On first impression, it’s been a torrid summer for Roma. After the Giallorossi were unable to afford Lucas Digne, new arrival Mario Rui tore his anterior cruciate ligament almost as soon as he’d signed his contract, confirming Roma’s reputation as a Bermuda Triangle for defenders. Antonio Rudiger himself also tore his ACL this spring, Leandro Castan nearly died two years ago, whilst both Douglas Maicon and Dodo were jabbed with a scalpel far more than they were ever kicked by opponents in their time at the Olimpico.
The other item was Miralem Pjanic’s €32 million sale to hated rivals Juventus, which sent the Roma faithful round the bend, especially when no big buys have come through the door to make up for it.
Amidst all the chaos, however, Pjanic immediately defended himself from the furious Capitoline backlash, claiming that “Roma sold me in fifteen minutes... they called Juve, they need money”.
Come to think of it, the Giallorossi have had to part with someone talented at least every summer, whether it was Mehdi Benatia in 2014 (€28m), Marquinhos and Lamela in 2013 (a combined €61m) or even Gervinho last season (€18m). Despite that, they posted losses of at least €30m every season from 2009-10 to 2013-14, and had to shell out €23m more this summer to buy out the contracts of Antonio Rudiger, Edin Dzeko, Stephan El Shaarawy… and Norbert Gyomber.

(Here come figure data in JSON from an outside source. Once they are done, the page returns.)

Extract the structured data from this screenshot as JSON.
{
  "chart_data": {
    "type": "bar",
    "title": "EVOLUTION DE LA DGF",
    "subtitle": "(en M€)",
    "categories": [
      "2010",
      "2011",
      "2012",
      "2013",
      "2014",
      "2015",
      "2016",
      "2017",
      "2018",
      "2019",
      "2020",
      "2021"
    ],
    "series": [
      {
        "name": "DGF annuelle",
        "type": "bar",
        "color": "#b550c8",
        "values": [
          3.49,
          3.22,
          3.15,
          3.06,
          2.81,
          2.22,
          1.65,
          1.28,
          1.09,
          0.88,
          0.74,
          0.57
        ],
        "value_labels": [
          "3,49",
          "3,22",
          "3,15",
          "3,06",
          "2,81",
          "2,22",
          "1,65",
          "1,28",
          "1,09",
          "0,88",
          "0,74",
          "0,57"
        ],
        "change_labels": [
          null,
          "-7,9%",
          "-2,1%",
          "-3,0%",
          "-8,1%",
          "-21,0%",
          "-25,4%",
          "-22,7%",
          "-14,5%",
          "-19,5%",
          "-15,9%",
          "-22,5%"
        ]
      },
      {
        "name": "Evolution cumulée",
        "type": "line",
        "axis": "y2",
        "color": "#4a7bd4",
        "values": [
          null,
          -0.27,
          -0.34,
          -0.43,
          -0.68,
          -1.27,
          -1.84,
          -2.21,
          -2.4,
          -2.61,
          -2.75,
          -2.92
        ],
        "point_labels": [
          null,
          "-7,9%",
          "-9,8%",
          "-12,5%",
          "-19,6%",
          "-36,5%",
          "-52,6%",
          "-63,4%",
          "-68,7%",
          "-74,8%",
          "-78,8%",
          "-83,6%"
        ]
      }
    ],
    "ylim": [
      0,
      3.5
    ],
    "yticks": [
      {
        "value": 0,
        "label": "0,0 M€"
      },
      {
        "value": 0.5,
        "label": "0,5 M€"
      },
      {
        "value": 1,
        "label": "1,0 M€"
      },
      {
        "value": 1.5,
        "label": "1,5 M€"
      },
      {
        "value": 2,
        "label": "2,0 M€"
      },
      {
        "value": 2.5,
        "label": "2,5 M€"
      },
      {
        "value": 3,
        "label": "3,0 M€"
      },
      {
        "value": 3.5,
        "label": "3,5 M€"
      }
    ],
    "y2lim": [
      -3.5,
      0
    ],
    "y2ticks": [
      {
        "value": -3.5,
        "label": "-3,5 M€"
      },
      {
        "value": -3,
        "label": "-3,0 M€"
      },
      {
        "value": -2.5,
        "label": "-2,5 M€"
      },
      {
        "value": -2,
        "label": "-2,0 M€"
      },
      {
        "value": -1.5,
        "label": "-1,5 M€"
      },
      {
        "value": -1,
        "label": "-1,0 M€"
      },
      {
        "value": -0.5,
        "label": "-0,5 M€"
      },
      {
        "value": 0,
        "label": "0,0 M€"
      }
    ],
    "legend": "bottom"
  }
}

Even selling Andrea Bertolacci and Alessio Romagnoli last season for a total of €45 million still saw Roma post losses of €41m for the 2014-2015 season.
But what does this tell us about this year? Would it be logical to expect the so-called “same old Roma” for this season?
Well, yes and no. One of the reasons behind the hiring of Luciano Spalletti could well have been that he had previously taken the Giallorossi to two second places on a shoestring budget, in which he was able to make Max Tonetto and Marco Cassetti look passable. Allowed to buy in January, his picks of El Shaarawy and Diego Perotti have panned out so far. Since the Tuscan returned, Roma have averaged an astounding 2.42 points per game in Serie A play.
It says a lot that after landing a marquee signing nearly every summer, Roma have been quiet this time round. Financial considerations aside, they haven’t really been linked to any big buys. It could be that they’re happy with what they have.
The hope, then, is that the Lupa can make Federico Fazio and Juan Jesus work (just about), buy another full-back and make do until Rudiger gets better.
The problem? Juventus averaged 2.73 points in that period, and that was before they went on the rampage this summer, signing Gonzalo Higuain, Medhi Benatia, Marko Pjaca… and Pjanic himself. The thing is, at this moment in time, competing with that juggernaut of a squad doesn’t look like a particularly feasible mission - though with a maverick like Spalletti, one never knows.
Even if the Giallorossi were to fall short of their Scudetto aspirations, however, there is a silver lining: Napoli and Fiorentina are weakened, leaving a Top 3 finish rather likely, unless the team implodes.
Moreover, Roma are fighting on multiple fronts, including the Champions League. Arguably their best stint among Europe’s elite came in 2006-2007, even with their 8-1 elimination at the hands of Manchester United. If the Giallorossi could frighten Real Madrid at the Bernabeu last year, they could really go somewhere this year, even a quarter-final berth sending a message that Roma are back.
Just after selling Pjanic, owner James Pallotta himself discussed his club’s financial quagmire by lamenting the stadium situation, revealing that Juventus “have more revenue than us, they can spend more money than us…” recently. If the Giallorossi can finally set things in motion, they will look back at the last few years as a step in the right direction.
One major question mark remains: though director of sport Walter Sabatini has rightly come under fire for some of his buys (Juan Iturbe, anyone?), he’s made virtue out of necessity so far in his tenure. But has he gone too far? Was it really necessary to get rid of promising players like Tonny Sanabria (couldn’t they loan him again, or sell the scorer of eleven Liga goals for more?), even with Juan Iturbe’s return?
Remember when the Giallorossi looked exhausted under Rudi Garcia last season, or when they racked up a league-fourth 140 absences through injury in 2015-2016? Having done even worse the previous season, wouldn’t it be best for them to keep a big group so they can fight on multiple fronts?